Having regard to the foregoing it will be realised that for a solar panel that is of a portable type or which is to be installed at a location where it is not remote from the risk of vandalism or accidental damage, there is a particular advantage in ensuring that the solar panel is of enhanced resistance to damage.

The present invention seeks to provide an improved power supply unit and an improved solar panel suitable for use as part of a power supply unit.

In accordance with one aspect of the present invention a solar panel for use as at least part of a power supply unit comprises a solar module and a rear cover, said rear cover comprising an outer peripheral region which supports the solar module and which comprises an attachment zone spaced inwards from said outer peripheral region for attaching the solar panel to a support, said rear cover being of a non planar shape whereby at least in part regions of the rear cover inwards of said outer peripheral region are spaced from the rear face of the solar module, said rear cover comprising a buffer region at a position inwards of said outer peripheral region and at least a part of the rear cover between the buffer region and said outer peripheral region being deformable whereby when the solar module is impacted the buffer region is subject to direct compressive loading thereby to provide support to the rear face of the solar module at a position inwards of the outer peripheral region of the solar module.

The non-planar rear cover may be of a dished shape, such as a part spherical shape, for example in the case of a solar panel having a solar module of a circular shape. Preferably, but not necessarily, the rear cover extends over the whole of the confronting rear face of the solar module.

The reference herein to the rear face of the solar module is to be understood to embrace the rear face of any support backing layer at the rear of the solar module.

In the case of a solar module of a rectangular shape, the non-planar rear cover may be of a part cylindrical shape.

Alternatively the non-planar rear cover may comprise a region of a substantially planar form and a wall or spacer region that retains the planar region spaced form the solar module.

The rear cover may be adapted to protect the rear of the solar module from adverse weather conditions.

The solar module may comprise a planar and transparent front panel that extends over at least one photovoltaic cell, and a support backing for the solar cell(s).

The buffer region may comprise a surface for contact with the rear face of the solar module. A buffer module, if provided, may be positioned between the rear of the solar module and a part of the rear cover. A buffer module preferably is positioned in alignment with the buffer region of the rear cover.

Although the present invention teaches that the buffer region of the rear cover may be provided at a position, or have an effective line of action, which is closer to one part of the outer peripheral region of the rear cover than another part of the outer peripheral region, for example at an oppositely positioned outer peripheral region of the rear cover, the invention teaches that typically the buffer region shall be provided at a substantially central position of the rear cover. If the buffer region comprises two or more spaced apart sections, preferably said buffer regions are symmetrically located about a substantially central position of the rear cover.

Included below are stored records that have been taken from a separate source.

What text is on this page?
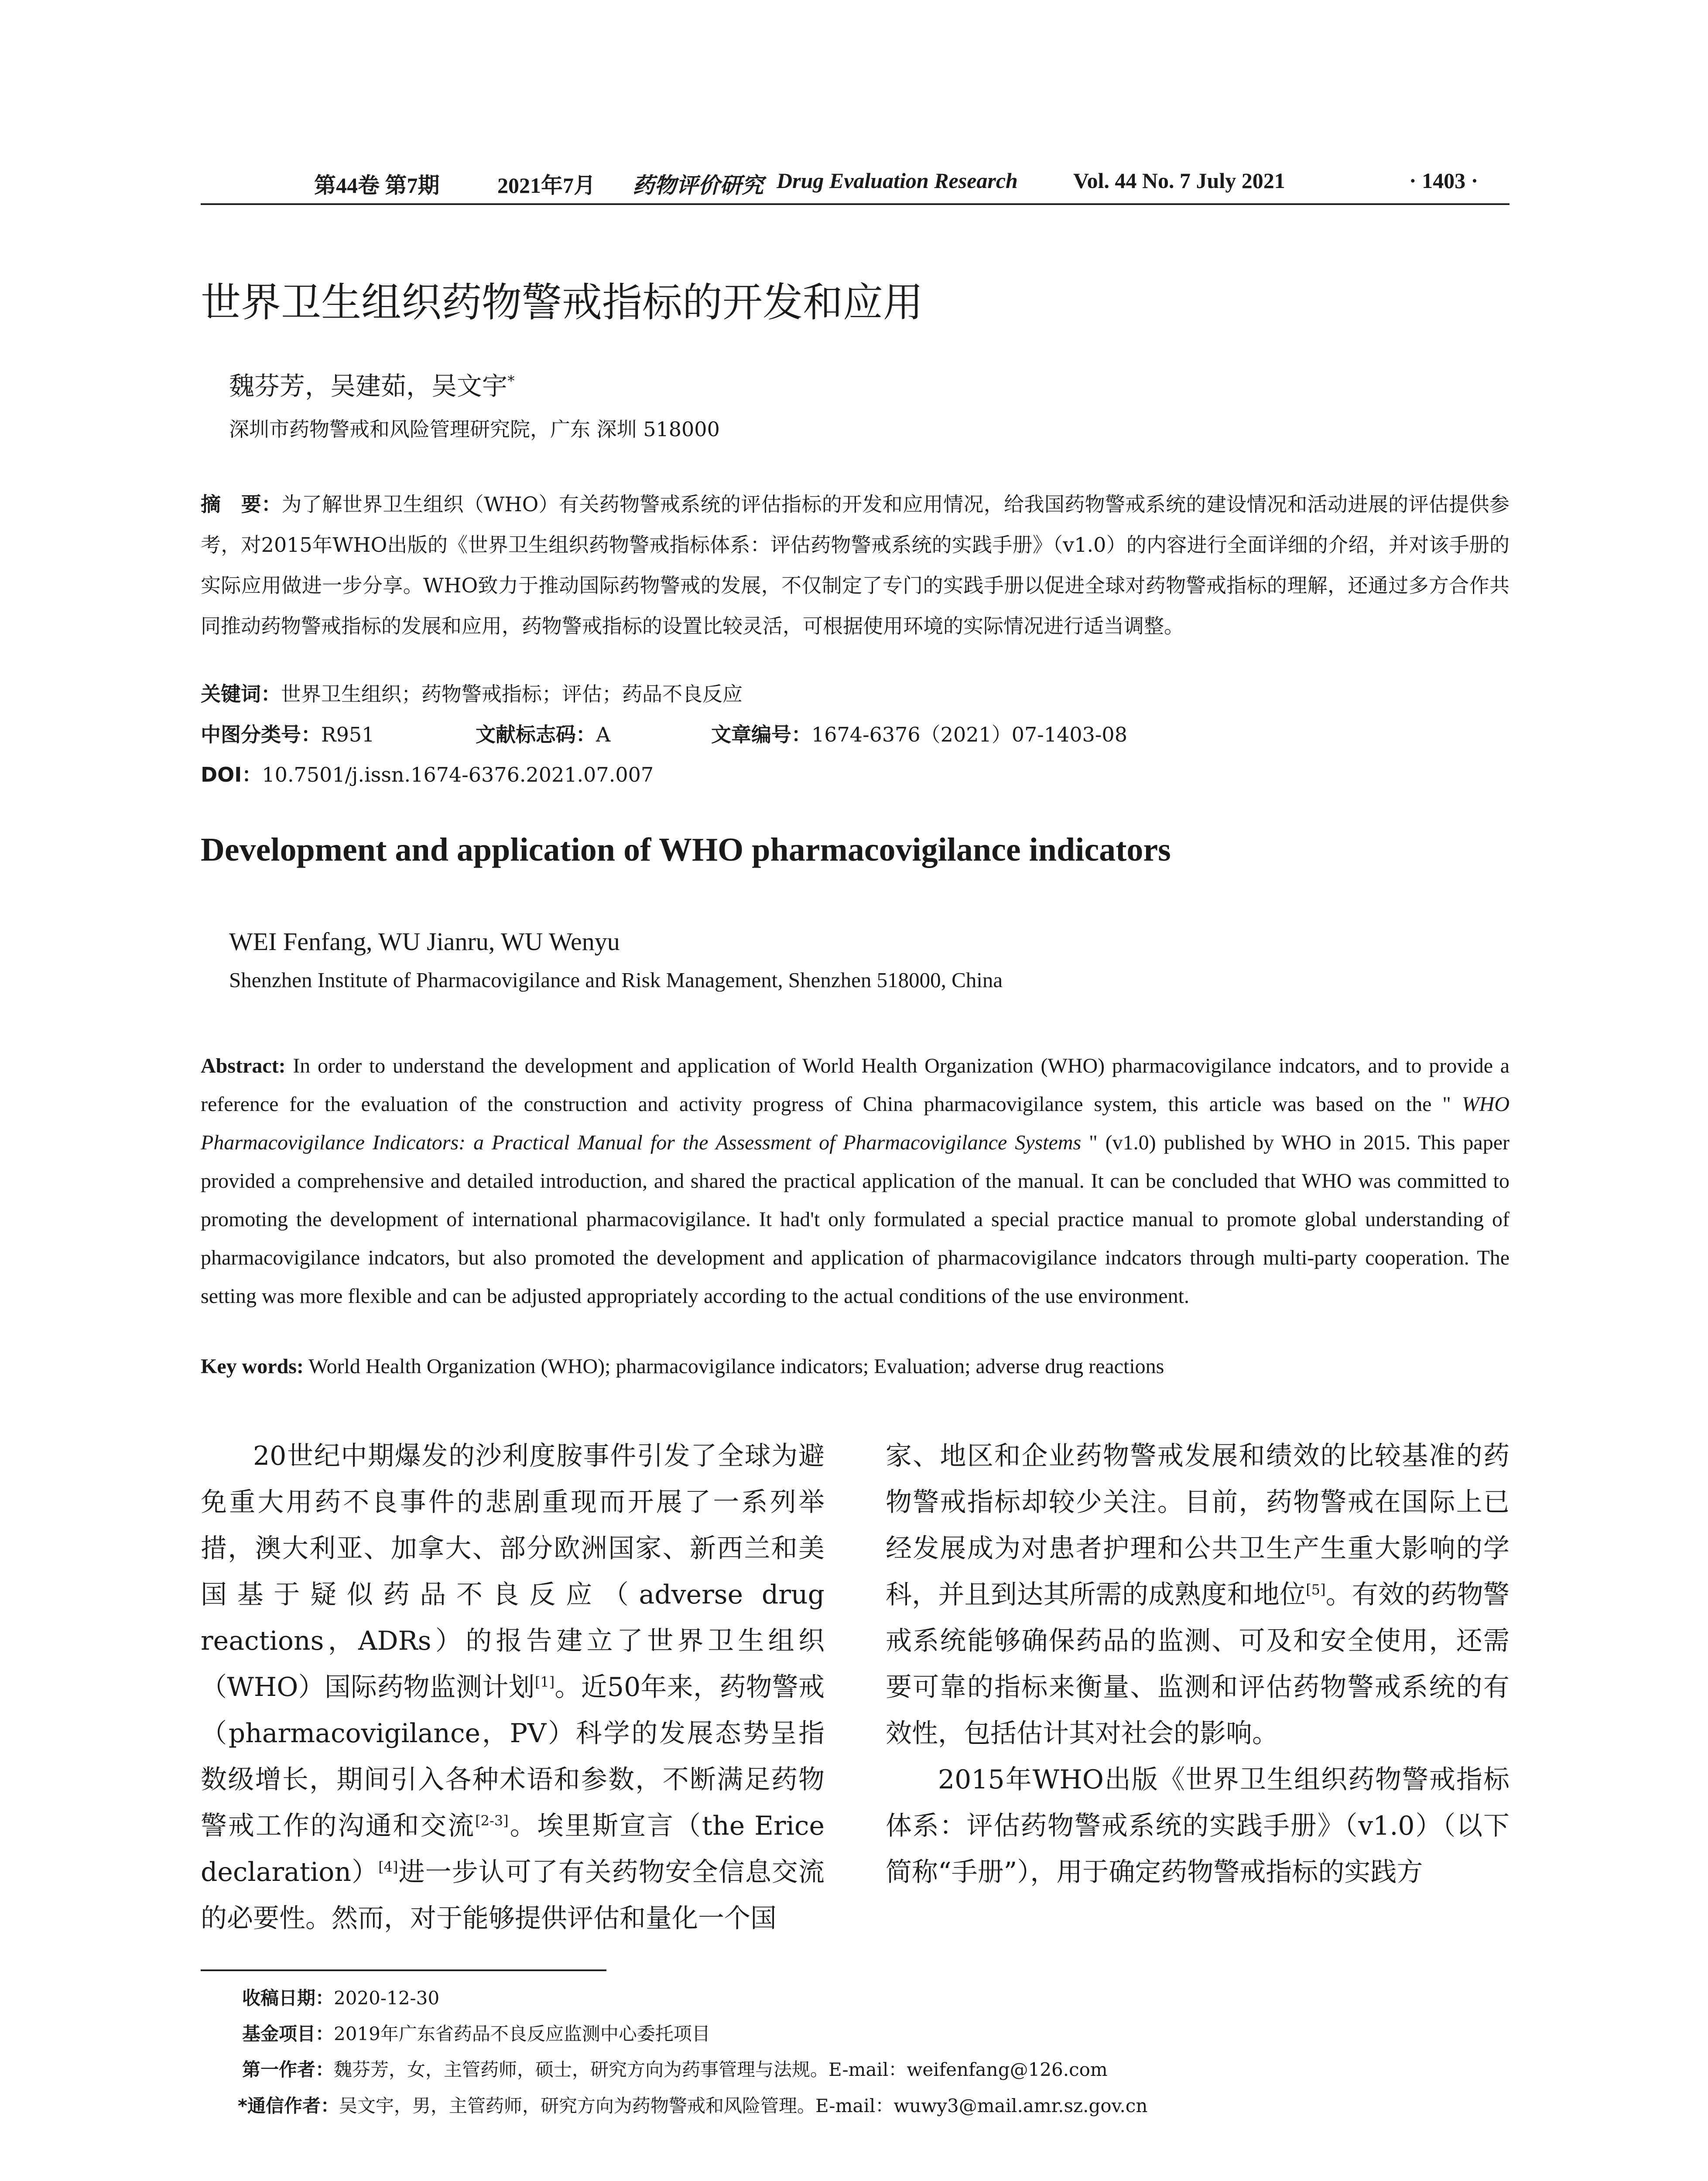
第44卷 第7期	2021年7月 药物评价研究 Drug Evaluation Research	Vol. 44 No. 7 July 2021	· 1403 ·
世界卫生组织药物警戒指标的开发和应用
魏芬芳，吴建茹，吴文宇*
深圳市药物警戒和风险管理研究院，广东 深圳 518000
摘　要：为了解世界卫生组织（WHO）有关药物警戒系统的评估指标的开发和应用情况，给我国药物警戒系统的建设情况和活动进展的评估提供参考，对2015年WHO出版的《世界卫生组织药物警戒指标体系：评估药物警戒系统的实践手册》（v1.0）的内容进行全面详细的介绍，并对该手册的实际应用做进一步分享。WHO致力于推动国际药物警戒的发展，不仅制定了专门的实践手册以促进全球对药物警戒指标的理解，还通过多方合作共同推动药物警戒指标的发展和应用，药物警戒指标的设置比较灵活，可根据使用环境的实际情况进行适当调整。
关键词：世界卫生组织；药物警戒指标；评估；药品不良反应
中图分类号：R951	文献标志码：A	文章编号：1674-6376（2021）07-1403-08
DOI：10.7501/j.issn.1674-6376.2021.07.007
Development and application of WHO pharmacovigilance indicators
WEI Fenfang, WU Jianru, WU Wenyu
Shenzhen Institute of Pharmacovigilance and Risk Management, Shenzhen 518000, China
Abstract: In order to understand the development and application of World Health Organization (WHO) pharmacovigilance indcators, and to provide a reference for the evaluation of the construction and activity progress of China pharmacovigilance system, this article was based on the " WHO Pharmacovigilance Indicators: a Practical Manual for the Assessment of Pharmacovigilance Systems " (v1.0) published by WHO in 2015. This paper provided a comprehensive and detailed introduction, and shared the practical application of the manual. It can be concluded that WHO was committed to promoting the development of international pharmacovigilance. It had't only formulated a special practice manual to promote global understanding of pharmacovigilance indcators, but also promoted the development and application of pharmacovigilance indcators through multi-party cooperation. The setting was more flexible and can be adjusted appropriately according to the actual conditions of the use environment.
Key words: World Health Organization (WHO); pharmacovigilance indicators; Evaluation; adverse drug reactions

20世纪中期爆发的沙利度胺事件引发了全球为避免重大用药不良事件的悲剧重现而开展了一系列举措，澳大利亚、加拿大、部分欧洲国家、新西兰和美国基于疑似药品不良反应（adverse drug reactions，ADRs）的报告建立了世界卫生组织（WHO）国际药物监测计划[1]。近50年来，药物警戒（pharmacovigilance，PV）科学的发展态势呈指数级增长，期间引入各种术语和参数，不断满足药物警戒工作的沟通和交流[2-3]。埃里斯宣言（the Erice declaration）[4]进一步认可了有关药物安全信息交流的必要性。然而，对于能够提供评估和量化一个国

家、地区和企业药物警戒发展和绩效的比较基准的药物警戒指标却较少关注。目前，药物警戒在国际上已经发展成为对患者护理和公共卫生产生重大影响的学科，并且到达其所需的成熟度和地位[5]。有效的药物警戒系统能够确保药品的监测、可及和安全使用，还需要可靠的指标来衡量、监测和评估药物警戒系统的有效性，包括估计其对社会的影响。

2015年WHO出版《世界卫生组织药物警戒指标体系：评估药物警戒系统的实践手册》（v1.0）（以下简称“手册”），用于确定药物警戒指标的实践方

收稿日期：2020-12-30
基金项目：2019年广东省药品不良反应监测中心委托项目
第一作者：魏芬芳，女，主管药师，硕士，研究方向为药事管理与法规。E-mail：weifenfang@126.com
*通信作者：吴文宇，男，主管药师，研究方向为药物警戒和风险管理。E-mail：wuwy3@mail.amr.sz.gov.cn
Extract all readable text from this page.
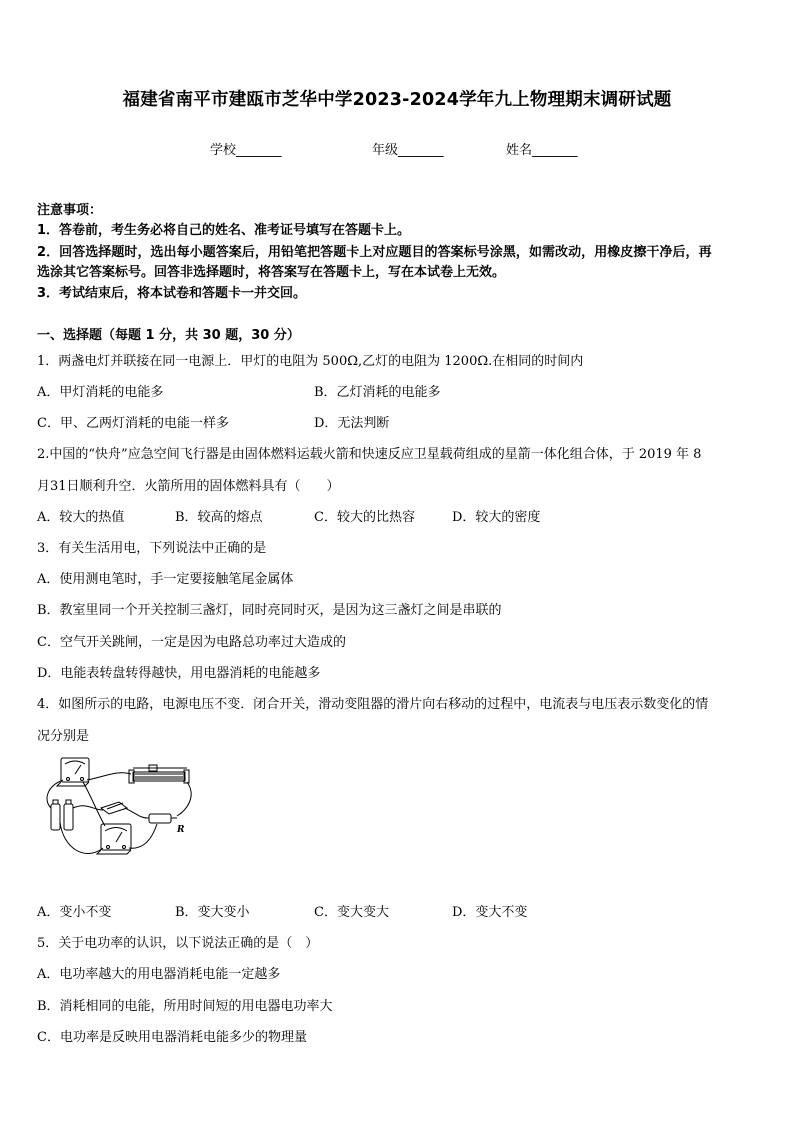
福建省南平市建瓯市芝华中学2023-2024学年九上物理期末调研试题
学校_______	年级_______	姓名_______
注意事项：
1．答卷前，考生务必将自己的姓名、准考证号填写在答题卡上。
2．回答选择题时，选出每小题答案后，用铅笔把答题卡上对应题目的答案标号涂黑，如需改动，用橡皮擦干净后，再
选涂其它答案标号。回答非选择题时，将答案写在答题卡上，写在本试卷上无效。
3．考试结束后，将本试卷和答题卡一并交回。
一、选择题（每题 1 分，共 30 题，30 分）
1．两盏电灯并联接在同一电源上．甲灯的电阻为 500Ω,乙灯的电阻为 1200Ω.在相同的时间内
A．甲灯消耗的电能多	B．乙灯消耗的电能多
C．甲、乙两灯消耗的电能一样多	D．无法判断
2.中国的“快舟”应急空间飞行器是由固体燃料运载火箭和快速反应卫星载荷组成的星箭一体化组合体，于 2019 年 8
月31日顺利升空．火箭所用的固体燃料具有（　　）
A．较大的热值	B．较高的熔点	C．较大的比热容	D．较大的密度
3．有关生活用电，下列说法中正确的是
A．使用测电笔时，手一定要接触笔尾金属体
B．教室里同一个开关控制三盏灯，同时亮同时灭，是因为这三盏灯之间是串联的
C．空气开关跳闸，一定是因为电路总功率过大造成的
D．电能表转盘转得越快，用电器消耗的电能越多
4．如图所示的电路，电源电压不变．闭合开关，滑动变阻器的滑片向右移动的过程中，电流表与电压表示数变化的情
况分别是
R
A．变小不变	B．变大变小	C．变大变大	D．变大不变
5．关于电功率的认识，以下说法正确的是（　）
A．电功率越大的用电器消耗电能一定越多
B．消耗相同的电能，所用时间短的用电器电功率大
C．电功率是反映用电器消耗电能多少的物理量
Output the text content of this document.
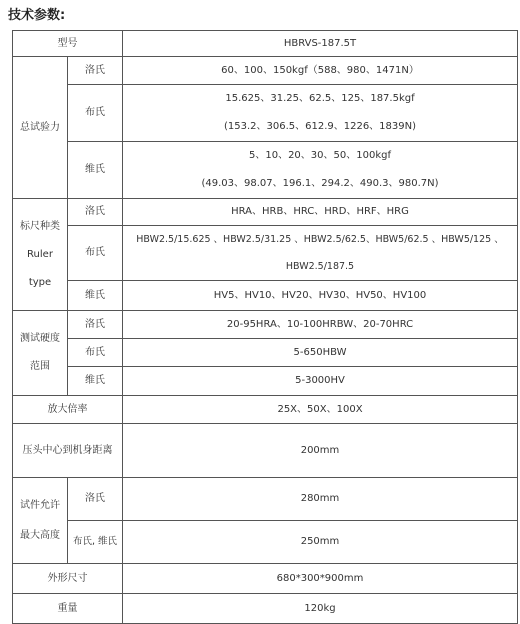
技术参数:
型号		HBRVS-187.5T
总试验力	洛氏	60、100、150kgf（588、980、1471N）
	布氏	15.625、31.25、62.5、125、187.5kgf
(153.2、306.5、612.9、1226、1839N)

	维氏	5、10、20、30、50、100kgf
(49.03、98.07、196.1、294.2、490.3、980.7N)

标尺种类
Ruler
type	洛氏	HRA、HRB、HRC、HRD、HRF、HRG
	布氏	HBW2.5/15.625 、HBW2.5/31.25 、HBW2.5/62.5、HBW5/62.5 、HBW5/125 、
HBW2.5/187.5

	维氏	HV5、HV10、HV20、HV30、HV50、HV100

测试硬度
范围	洛氏	20-95HRA、10-100HRBW、20-70HRC
	布氏	5-650HBW
	维氏	5-3000HV
放大倍率		25X、50X、100X
压头中心到机身距离		200mm

试件允许
最大高度	洛氏	280mm
	布氏, 维氏	250mm
外形尺寸		680*300*900mm
重量		120kg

A buffer module, if provided, may comprise an element of substantially nondeformable material but preferably is deformable. For example it may comprise resilient material such as an elastomeric material. A buffer module may be secured in position by means of an adhesive cushioning material. The buffer module may comprise an elastic adhesive material, such as Teroson (RTM) MS 939, that provides a cushioning effect until fully compressed. The elastic adhesive material may act as a damper. As a shock load dissipates the buffer module and solar module will tend to separate. An adhesive material may be provided as part of a buffer module.

The solar panel may comprise a deformable buffer module, for example a buffer module comprising resilient material, and which may be in constant contact with each of the rear cover and the rear face of the solar module.

Although the buffer region of the rear cover may comprise a surface for contact with the rear face of the solar module, a buffer module may be formed integral with the rear cover, for example at the buffer region, or may be secured thereto and or to the rear face of the solar module. The buffer module may be secured to at least one of the solar module and the rear cover.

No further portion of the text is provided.